Doctorante en psychologie sociale et enseignante, Aurélie Mouneyrac a également fait partie des lauréats de l'appel à projet 2015-2016 du GIS Jeu et Sociétés. A la veille de sa soutenance de thèse, elle a répondu à nos questions.

« Aurélie Mouneyrac, vous êtes doctorante en psychologie sociale et allez soutenir votre thèse le 24 mai prochain. Pouvez-vous présenter vos activités de recherche ?

Dans ce champ de la Psychologie, nous nous intéressons à la façon dont les croyances et les comportements d’un individu évoluent en fonction de l’environnement dans lequel ils sont placés. Ainsi, dans ma thèse, j’ai questionné le bien-fondé des messages de prévention indiquant de “consommer responsable”. Le joueur de jeux de hasard et d’argent étant enclin à croire qu’il peut maîtriser le jeu, ces messages pouvaient s’avérer paradoxalement contre-productifs. J’ai alors montré que, au lieu de prévenir du jeu excessif, ces messages agissent comme des messages de promotion du jeu. Mon expertise consiste dans l’optimisation des campagnes de prévention en vue d’augmenter leur efficacité. Pour cela, je m’appuie sur une connaissance approfondie du contexte dans lequel la campagne doit s’appliquer et du public auquel elle s’adresse.

En 2016, vous faisiez partie d’une équipe de chercheurs lauréate de l’appel à projets du GIS Jeu et Sociétés. Ce projet, porté avec Valérie Le Floch et Céline Lemercier, visait à financer pour part une étude sur les messages de “jeu responsable” des opérateurs. Quelle est l’origine de votre étude et comment avez-vous procédé ?

L’industrie de l’alcool (Heineken par exemple) utilise des messages comme “Drink Responsibly”. Dans ce cadre, les chercheurs anglais du domaine ont montré que ces messages peuvent être compris comme des incitations à consommer de l’alcool (p. ex. Jones, Hall, & Kypri, 2017). Cependant, dans ces études, les auteurs ont seulement demandé à leurs participants ce qu’ils pensaient de ces messages (mesures auto-rapportées) et n’ont pas de mesure du comportement que les individus adoptent en présence de ces messages. Il est en effet peu éthique de faire consommer de l’alcool à des individus en présence d’un message que l’on suppose être responsable d’une plus forte consommation d’alcool.

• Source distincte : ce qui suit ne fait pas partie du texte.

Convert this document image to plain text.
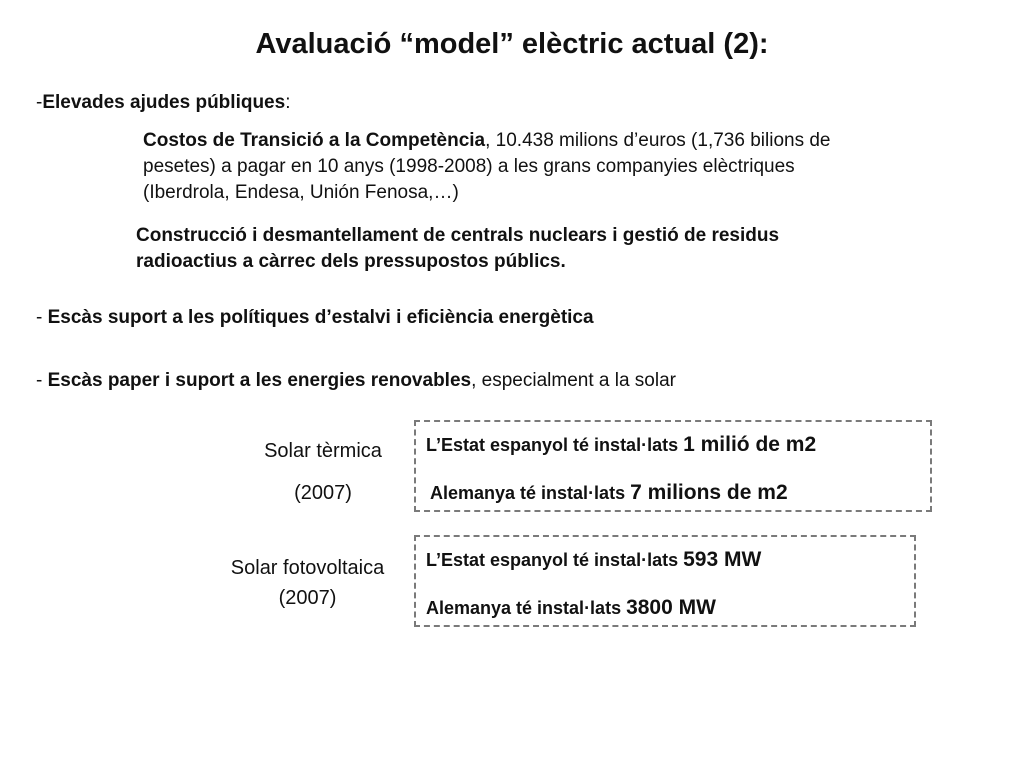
Avaluació “model” elèctric actual (2):
-Elevades ajudes públiques:
Costos de Transició a la Competència, 10.438 milions d’euros (1,736 bilions de
pesetes) a pagar en 10 anys (1998-2008) a les grans companyies elèctriques
(Iberdrola, Endesa, Unión Fenosa,…)
Construcció i desmantellament de centrals nuclears i gestió de residus
radioactius a càrrec dels pressupostos públics.
- Escàs suport a les polítiques d’estalvi i eficiència energètica
- Escàs paper i suport a les energies renovables, especialment a la solar
Solar tèrmica
(2007)
L’Estat espanyol té instal·lats 1 milió de m2
Alemanya té instal·lats 7 milions de m2
Solar fotovoltaica
(2007)
L’Estat espanyol té instal·lats 593 MW
Alemanya té instal·lats 3800 MW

Dans le cas des jeux, la mise en situation des joueurs de jeux de hasard et d’argent est plus acceptable pour les comités d’éthique. Nous avons donc souhaité, dans le cadre de notre projet d’évaluation des messages promouvant le Jeu Responsable, évaluer leurs effets en situation de jeu réelle. Le GIS [Jeu et Sociétés] a permis de financer les lots de l’expérience.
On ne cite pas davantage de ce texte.